Categorie 3 zijn de subsidies met vagere criteria, waarbij de Vlaamse regering zelf over de timing kan beslissen. Dat gaat bijvoorbeeld over subsidies voor investeringen via het Vlaams Agentschap Wegen en Verkeer (AWV) in weginfrastructuur in een gemeente voor de vernieuwing van een gewestweg, een brug, een nieuwe ringweg,… AWV maakt dan wel de plannen op, de minister bepaalt welke middelen in het investeringsprogramma voor welk project eerst voorzien worden. Om zulke dossiers sneller te doen gaan, heb je inderdaad contacten in Brussel nodig, zoals burgemeester Jean-Marie Dedecker van Middelkerke dat eerlijk toegeeft.
Transfers naar Antwerpen
Dan heb je nog de vierde categorie, die men vooral transfers naar Antwerpen mag noemen en die schaamteloos ontstaan zijn op de kabinetten van N-VA. De stad Antwerpen trekt onder het beleid van N-VA op het vlak van Vlaamse subsidies intussen al 11 jaar fors het laken naar zich toe, waarbij het alleen al aan Vlaamse subsidies jaarlijks 1,1 miljard euro opstrijkt. Dat is meer dan het dubbele dan zijn eerste achtervolger, de stad Gent, met 488 miljoen euro. Neem nu de 38 miljoen euro Vlaamse subsidies voor het Vlaams Culinair Centrum, dat eerst naar Brugge ging. Na een tussenkomst van de minister gaat dat centrum plots naar Antwerpen. Zo kreeg de stad Antwerpen bijvoorbeeld ook een miljoen euro vanuit Vlaanderen, voor een pilootproject leerlingenvervoer. Als je dat dieper gaat bekijken, dan merk je dat dat gewoon geld was voor de aankoop van nieuwe bussen door het stedelijk onderwijs. Ik wil ook met mijn gemeente in zulke pilootprojecten stappen, maar andere gemeenten zoals de onze krijgen hier de kans niet toe.
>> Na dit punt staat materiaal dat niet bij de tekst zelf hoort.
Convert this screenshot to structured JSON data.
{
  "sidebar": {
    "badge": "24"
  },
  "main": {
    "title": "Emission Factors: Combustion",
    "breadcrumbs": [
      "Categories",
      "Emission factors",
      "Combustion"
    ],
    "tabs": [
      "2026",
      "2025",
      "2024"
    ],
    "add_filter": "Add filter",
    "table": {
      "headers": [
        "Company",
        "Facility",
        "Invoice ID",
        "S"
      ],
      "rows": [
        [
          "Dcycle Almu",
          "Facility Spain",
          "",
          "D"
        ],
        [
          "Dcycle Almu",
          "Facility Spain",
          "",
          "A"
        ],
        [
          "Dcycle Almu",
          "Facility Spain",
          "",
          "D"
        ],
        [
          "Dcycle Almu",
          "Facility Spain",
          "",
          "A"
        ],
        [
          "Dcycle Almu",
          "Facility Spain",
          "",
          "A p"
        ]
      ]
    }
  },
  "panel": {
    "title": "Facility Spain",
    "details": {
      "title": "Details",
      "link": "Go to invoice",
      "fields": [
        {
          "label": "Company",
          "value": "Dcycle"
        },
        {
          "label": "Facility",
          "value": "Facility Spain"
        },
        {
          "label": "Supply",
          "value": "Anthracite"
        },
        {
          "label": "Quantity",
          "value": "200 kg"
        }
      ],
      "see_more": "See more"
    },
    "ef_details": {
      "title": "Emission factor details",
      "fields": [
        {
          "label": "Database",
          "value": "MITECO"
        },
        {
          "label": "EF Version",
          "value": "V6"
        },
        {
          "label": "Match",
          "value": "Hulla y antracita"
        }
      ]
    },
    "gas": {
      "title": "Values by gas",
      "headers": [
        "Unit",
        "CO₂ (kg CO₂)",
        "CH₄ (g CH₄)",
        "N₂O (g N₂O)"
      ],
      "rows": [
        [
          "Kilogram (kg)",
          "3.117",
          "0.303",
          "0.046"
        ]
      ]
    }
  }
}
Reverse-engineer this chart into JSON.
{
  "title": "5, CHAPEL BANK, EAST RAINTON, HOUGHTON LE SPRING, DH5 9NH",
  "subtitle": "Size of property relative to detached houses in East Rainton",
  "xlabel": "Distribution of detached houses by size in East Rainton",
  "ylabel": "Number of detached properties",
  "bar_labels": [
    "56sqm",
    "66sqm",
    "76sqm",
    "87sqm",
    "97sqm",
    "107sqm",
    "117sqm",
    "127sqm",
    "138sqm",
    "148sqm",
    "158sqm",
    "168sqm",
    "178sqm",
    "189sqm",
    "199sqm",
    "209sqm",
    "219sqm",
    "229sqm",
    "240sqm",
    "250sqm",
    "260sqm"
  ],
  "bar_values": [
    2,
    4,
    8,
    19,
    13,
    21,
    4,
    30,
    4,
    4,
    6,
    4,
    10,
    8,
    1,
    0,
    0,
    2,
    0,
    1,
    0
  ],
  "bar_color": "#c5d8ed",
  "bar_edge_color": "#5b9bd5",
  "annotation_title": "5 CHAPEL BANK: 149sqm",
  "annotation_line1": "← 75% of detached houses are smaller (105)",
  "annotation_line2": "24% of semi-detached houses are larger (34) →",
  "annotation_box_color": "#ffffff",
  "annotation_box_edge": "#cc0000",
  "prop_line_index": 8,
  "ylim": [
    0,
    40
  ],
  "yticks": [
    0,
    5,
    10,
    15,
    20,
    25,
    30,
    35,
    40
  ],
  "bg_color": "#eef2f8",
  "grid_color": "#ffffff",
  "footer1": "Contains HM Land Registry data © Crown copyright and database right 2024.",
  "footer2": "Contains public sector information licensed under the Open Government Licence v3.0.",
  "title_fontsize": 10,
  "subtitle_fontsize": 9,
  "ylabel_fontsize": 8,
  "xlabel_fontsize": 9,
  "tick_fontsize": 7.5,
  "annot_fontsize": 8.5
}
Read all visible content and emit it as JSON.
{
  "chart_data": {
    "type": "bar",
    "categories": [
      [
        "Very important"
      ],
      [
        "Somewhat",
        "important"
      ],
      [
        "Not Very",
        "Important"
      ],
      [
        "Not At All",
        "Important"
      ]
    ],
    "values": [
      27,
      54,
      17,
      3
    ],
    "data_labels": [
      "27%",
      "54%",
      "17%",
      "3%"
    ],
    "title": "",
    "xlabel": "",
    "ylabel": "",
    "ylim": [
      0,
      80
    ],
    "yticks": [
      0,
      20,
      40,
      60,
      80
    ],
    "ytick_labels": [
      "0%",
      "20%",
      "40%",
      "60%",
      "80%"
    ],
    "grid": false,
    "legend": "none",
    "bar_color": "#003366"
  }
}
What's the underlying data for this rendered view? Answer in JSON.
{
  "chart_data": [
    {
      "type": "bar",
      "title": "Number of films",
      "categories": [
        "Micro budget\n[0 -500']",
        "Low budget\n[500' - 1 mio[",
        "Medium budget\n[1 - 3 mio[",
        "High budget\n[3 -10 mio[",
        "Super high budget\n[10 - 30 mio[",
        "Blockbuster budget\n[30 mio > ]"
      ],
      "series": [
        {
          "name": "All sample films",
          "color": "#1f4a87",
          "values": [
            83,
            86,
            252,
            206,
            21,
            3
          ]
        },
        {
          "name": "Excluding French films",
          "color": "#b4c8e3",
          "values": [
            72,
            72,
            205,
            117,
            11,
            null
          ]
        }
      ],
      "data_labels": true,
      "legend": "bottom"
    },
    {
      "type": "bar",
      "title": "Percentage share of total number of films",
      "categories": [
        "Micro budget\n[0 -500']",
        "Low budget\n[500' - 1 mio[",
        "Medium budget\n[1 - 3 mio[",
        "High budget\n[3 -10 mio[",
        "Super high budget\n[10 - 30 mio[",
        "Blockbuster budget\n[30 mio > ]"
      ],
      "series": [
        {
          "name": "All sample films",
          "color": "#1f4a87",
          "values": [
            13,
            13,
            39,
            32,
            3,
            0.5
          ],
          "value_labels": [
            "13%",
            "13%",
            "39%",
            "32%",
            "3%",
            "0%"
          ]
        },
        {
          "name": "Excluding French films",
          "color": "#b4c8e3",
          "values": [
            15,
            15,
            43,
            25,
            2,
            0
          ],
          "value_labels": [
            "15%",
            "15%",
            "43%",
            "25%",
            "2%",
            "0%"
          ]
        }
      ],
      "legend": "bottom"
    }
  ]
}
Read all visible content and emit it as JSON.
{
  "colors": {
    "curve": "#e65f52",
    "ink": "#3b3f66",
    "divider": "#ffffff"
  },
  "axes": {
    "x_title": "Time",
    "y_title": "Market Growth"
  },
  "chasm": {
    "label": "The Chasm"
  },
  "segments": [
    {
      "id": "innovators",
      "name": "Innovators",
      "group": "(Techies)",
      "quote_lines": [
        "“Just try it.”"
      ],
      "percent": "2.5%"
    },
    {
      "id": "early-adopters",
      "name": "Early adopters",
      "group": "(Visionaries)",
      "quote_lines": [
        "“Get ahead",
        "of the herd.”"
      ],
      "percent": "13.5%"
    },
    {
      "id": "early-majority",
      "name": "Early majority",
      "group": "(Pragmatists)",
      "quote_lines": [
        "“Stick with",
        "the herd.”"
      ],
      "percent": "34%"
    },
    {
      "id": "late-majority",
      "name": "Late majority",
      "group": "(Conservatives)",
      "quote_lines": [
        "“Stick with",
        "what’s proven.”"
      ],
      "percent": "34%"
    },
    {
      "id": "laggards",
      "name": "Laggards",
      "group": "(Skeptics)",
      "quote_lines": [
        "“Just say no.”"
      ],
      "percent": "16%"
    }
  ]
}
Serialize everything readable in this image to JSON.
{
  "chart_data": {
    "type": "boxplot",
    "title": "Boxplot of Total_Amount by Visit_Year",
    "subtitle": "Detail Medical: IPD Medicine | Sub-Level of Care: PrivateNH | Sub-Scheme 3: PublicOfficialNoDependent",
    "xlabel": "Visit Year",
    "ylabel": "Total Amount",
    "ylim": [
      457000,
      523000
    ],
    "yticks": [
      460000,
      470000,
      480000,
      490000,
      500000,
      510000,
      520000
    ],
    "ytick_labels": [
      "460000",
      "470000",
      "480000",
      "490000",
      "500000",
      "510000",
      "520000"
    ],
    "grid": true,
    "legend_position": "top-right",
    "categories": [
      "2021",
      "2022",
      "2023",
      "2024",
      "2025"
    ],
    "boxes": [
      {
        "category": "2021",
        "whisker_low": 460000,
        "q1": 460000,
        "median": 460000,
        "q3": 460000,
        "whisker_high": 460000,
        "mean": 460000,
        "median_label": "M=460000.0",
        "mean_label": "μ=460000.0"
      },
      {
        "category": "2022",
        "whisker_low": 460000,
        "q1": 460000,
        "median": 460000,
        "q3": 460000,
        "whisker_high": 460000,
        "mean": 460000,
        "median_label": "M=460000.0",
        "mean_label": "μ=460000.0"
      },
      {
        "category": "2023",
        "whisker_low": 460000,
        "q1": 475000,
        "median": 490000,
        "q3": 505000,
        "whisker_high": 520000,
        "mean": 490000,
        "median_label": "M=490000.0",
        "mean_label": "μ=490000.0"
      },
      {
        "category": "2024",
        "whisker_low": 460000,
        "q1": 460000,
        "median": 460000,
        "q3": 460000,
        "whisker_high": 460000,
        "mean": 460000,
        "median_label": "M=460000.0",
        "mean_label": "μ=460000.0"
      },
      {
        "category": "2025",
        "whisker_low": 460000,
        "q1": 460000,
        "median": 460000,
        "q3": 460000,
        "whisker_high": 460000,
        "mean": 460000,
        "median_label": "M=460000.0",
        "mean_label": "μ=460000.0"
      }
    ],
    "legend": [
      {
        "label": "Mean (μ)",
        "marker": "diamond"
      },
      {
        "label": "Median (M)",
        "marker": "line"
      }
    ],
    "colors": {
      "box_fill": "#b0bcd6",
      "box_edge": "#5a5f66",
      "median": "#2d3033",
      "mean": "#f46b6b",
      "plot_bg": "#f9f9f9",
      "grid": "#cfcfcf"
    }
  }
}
Dat bewijst hoe men de subsidies van categorie 4 volledig op maat van zichzelf schrijft. Dat heeft niets meer met politieke kunde te maken, maar is gewoon in de kas graaien om het eigen beleid te trachten versterken ten koste van andere gemeenten.
Gemeentebesturen die met dossierkennis dus inzetten op subsidies (categorie 2) kunnen op een eerlijke manier heel wat geld naar hun gemeente halen. Doordat hier voor elke stad of gemeente dezelfde regels gelden, is hier dus absoluut niets verkeerds mee. Het aantrekken van die gereglementeerde subsidies vergt vooral inzet en politieke kunde van een gemeentebestuur. Maar daarnaast heb je de oneerlijke subsidiepotten die de regering zelf aanmaakt en waaruit ministers zonder enige reglementering en politieke kunde kunnen graaien om enkel aan hun partijvriendjes uit te kunnen delen. Het is hoog tijd dat de oppositie in het Vlaams Parlement de subsidiestromen tussen de Vlaamse kabinetten van categorie 3 en 4 voor bepaalde gemeenten eens grondiger gaat controleren.